Росс был капитаном команд регби и гребли, к тому же старостой группы. А я, хоть и любил играть в футбол, красивой фигурой никогда не обладал. После школы Росс на лето устроился спасателем в местный бассейн. А этим вполне можно было похвастаться, не в пример моей летней подработке подмастерьем на кухне. Никого он, конечно, не спасал, хотя девицы частенько имитировали барахтанье утопающих в надежде привлечь к себе его внимание. Можно сказать, Росс был главной звездой в своей собственной версии «Спасателей Малибу», только у нас в Гилфорде.
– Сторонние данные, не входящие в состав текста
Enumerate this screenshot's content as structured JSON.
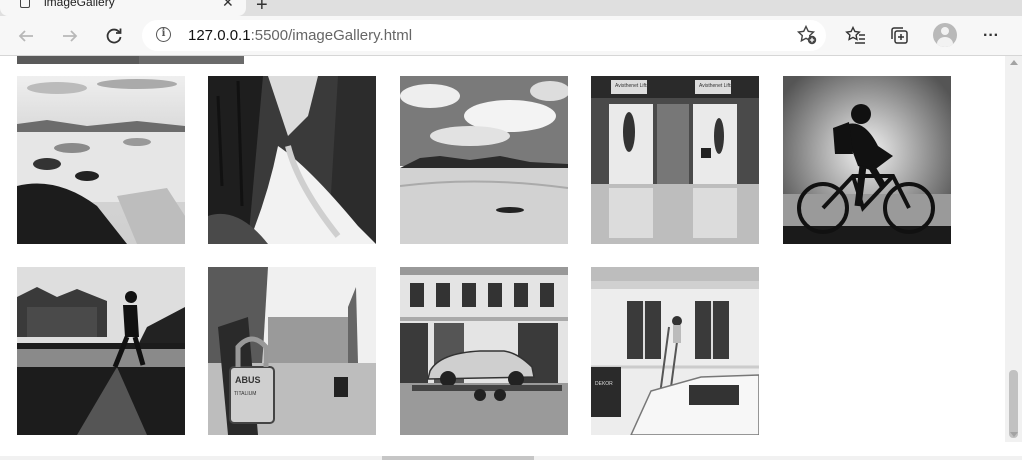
{
  "tab": {
    "title": "imageGallery",
    "close_glyph": "✕",
    "new_tab_glyph": "+"
  },
  "toolbar": {
    "back_icon": "back-arrow-icon",
    "forward_icon": "forward-arrow-icon",
    "refresh_icon": "refresh-icon",
    "info_icon": "info-icon",
    "favorite_icon": "star-add-icon",
    "favorites_icon": "favorites-icon",
    "collections_icon": "collections-icon",
    "menu_glyph": "···"
  },
  "address": {
    "host": "127.0.0.1",
    "path": ":5500/imageGallery.html"
  },
  "gallery": {
    "photos": [
      "coastal-ice-landscape",
      "forest-waterfall",
      "desert-dunes-clouds",
      "airport-elevators-travellers",
      "cyclist-silhouette",
      "walker-silhouette-city",
      "padlock-on-post",
      "vintage-car-on-trailer",
      "painter-on-ladder-building"
    ],
    "elevator_sign_left": "Avisthenet Lifts",
    "elevator_sign_right": "Avisthenet Lifts",
    "lock_brand": "ABUS",
    "lock_model": "TITALIUM",
    "van_door_text": "DEKOR"
  },
  "colors": {
    "tab_strip": "#dfdfdf",
    "toolbar": "#f7f7f7",
    "page_background": "#ffffff"
  }
}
Никогда я не мог до конца понять, то ли я действительно был такой посредственностью в сравнении с Россом, то ли мои родители не умели скрыть, что его они любят больше, чем меня. И поговорить с кем-то об этом было невозможно – все тут же решили бы, что я просто завидую брату черной завистью. Разве что Маркусу я мог излить душу – он-то хорошо знал, каков на самом деле Росс. Мы с ним иногда думали, что же служило причиной того, что учителя годами закрывали глаза на то, что творил Росс в нашей школе? Его успехи на спортивном поприще? Или они так же, как и мы, жили в страхе перед ним? Быть может, его приспешники знали, какие грешки водятся за преподавателями и за учениками? Теперь об этом вряд ли можно было узнать – о мертвых плохо не говорят.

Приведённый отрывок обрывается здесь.